A pesar de las modificaciones que pretende implementar, Aguirre sabe que su mayor tarea será recuperar el nivel del equipo y lograr un título. “Ese es el principal rol por el que se me contrata, más allá de todos los otros aspectos. Tendré que dar mi máximo para el mejor rendimiento de los jugadores y es el área en la que me siento más cómodo o más capacitado”.
TERAPIA
En su pasaje por la sub 20, el entrenador trabajó con psicólogos y obtuvo buenos resultados, por lo que espera repetir este tipo de tareas en Peñarol. “Son cosas que se van a ir instrumentando de a poco, no ahora en el comienzo. Yo tuve una buena experiencia con psicólogos en la selección”, señaló.
Sobre la salida y llegada de jugadores al equipo, la Fiera comentó que aún no tiene nada definido y que primero deberá realizar una análisis de la situación. Además, sostuvo que él no ha manejado nombres porque hasta que no se le confirmara como entrenador entendía que era poco ético hacerlo.
“Hay que analizar todo y hay posibilidades de que algunos jugadores no sigan y otros que se van a incorporar de acuerdo a lo que yo entienda mejor para formar el mejor plantel posible”, comentó. “En mi cabeza tengo muchas cosas y me he planteado un panorama de hace unos 15 días a esta parte entre las que analicé el plantel y la posibilidades de continuidad o no de algunos jugadores”, agregó.

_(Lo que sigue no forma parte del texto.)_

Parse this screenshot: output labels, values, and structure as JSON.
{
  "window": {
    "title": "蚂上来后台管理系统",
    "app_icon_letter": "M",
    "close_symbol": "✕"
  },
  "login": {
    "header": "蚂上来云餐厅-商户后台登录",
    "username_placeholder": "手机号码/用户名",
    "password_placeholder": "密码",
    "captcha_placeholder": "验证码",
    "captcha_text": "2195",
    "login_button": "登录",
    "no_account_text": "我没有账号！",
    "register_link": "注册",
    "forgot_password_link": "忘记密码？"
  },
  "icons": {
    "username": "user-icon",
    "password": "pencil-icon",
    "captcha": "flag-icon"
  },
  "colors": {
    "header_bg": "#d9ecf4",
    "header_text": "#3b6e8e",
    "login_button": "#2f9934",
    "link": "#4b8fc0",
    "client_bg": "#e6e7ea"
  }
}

En su anterior pasaje por el club obtuvo el Campeonato Uruguayo 2003 pero al año siguiente realizó una campaña irregular por la que no se le renovó el contrato. Aguirre considera que en ese momento no se fue de “forma abrupta” de Peñarol porque se le respetó el contrato.
“Yo cumplí los dos años de contrato, no fui cesado, no siento que me fui de forma abrupta. Arreglé por 2003, luego renové por 2004 y tras terminar ese año no se renovó”, recordó. “En un momento me toco ganar y en otro no, pero la relación con Peñarol siempre fue buena y con la gente ni que hablar”.

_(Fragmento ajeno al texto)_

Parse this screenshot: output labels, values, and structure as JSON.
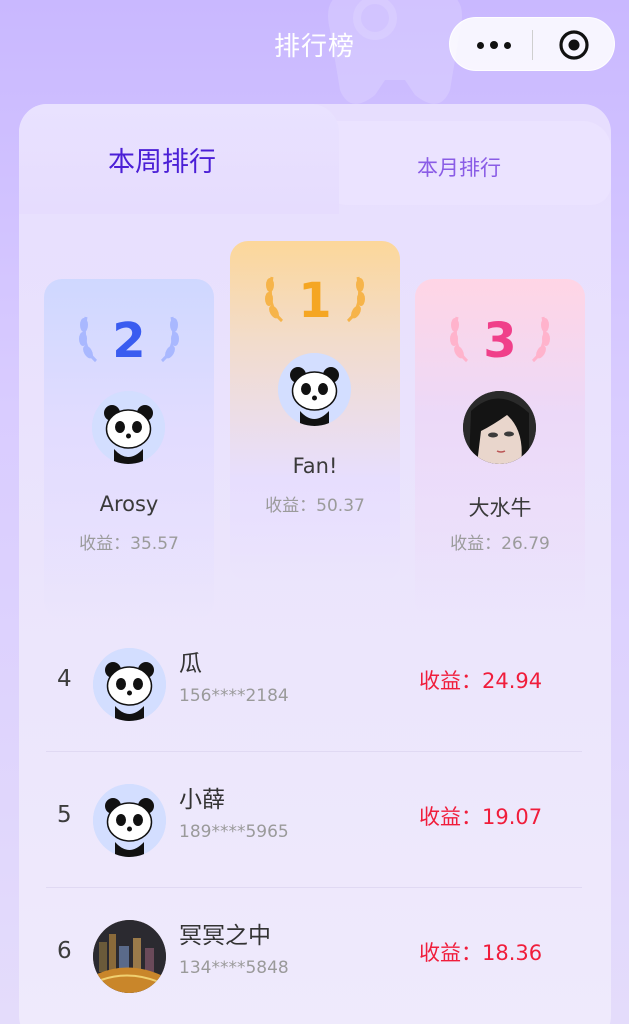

Aguirre reconoció que su pasado como jugador del club le da un plus extra de tolerancia en la hinchada carbonera con respecto a otros entrenadores que se han puesto el buzo carbonero. “Hay una gran ventaja que siento que tengo, que mi pasado como futbolista del club hace que la gente me respete más que a otros”, expresó. Es la ventaja que solo tienen los ídolos.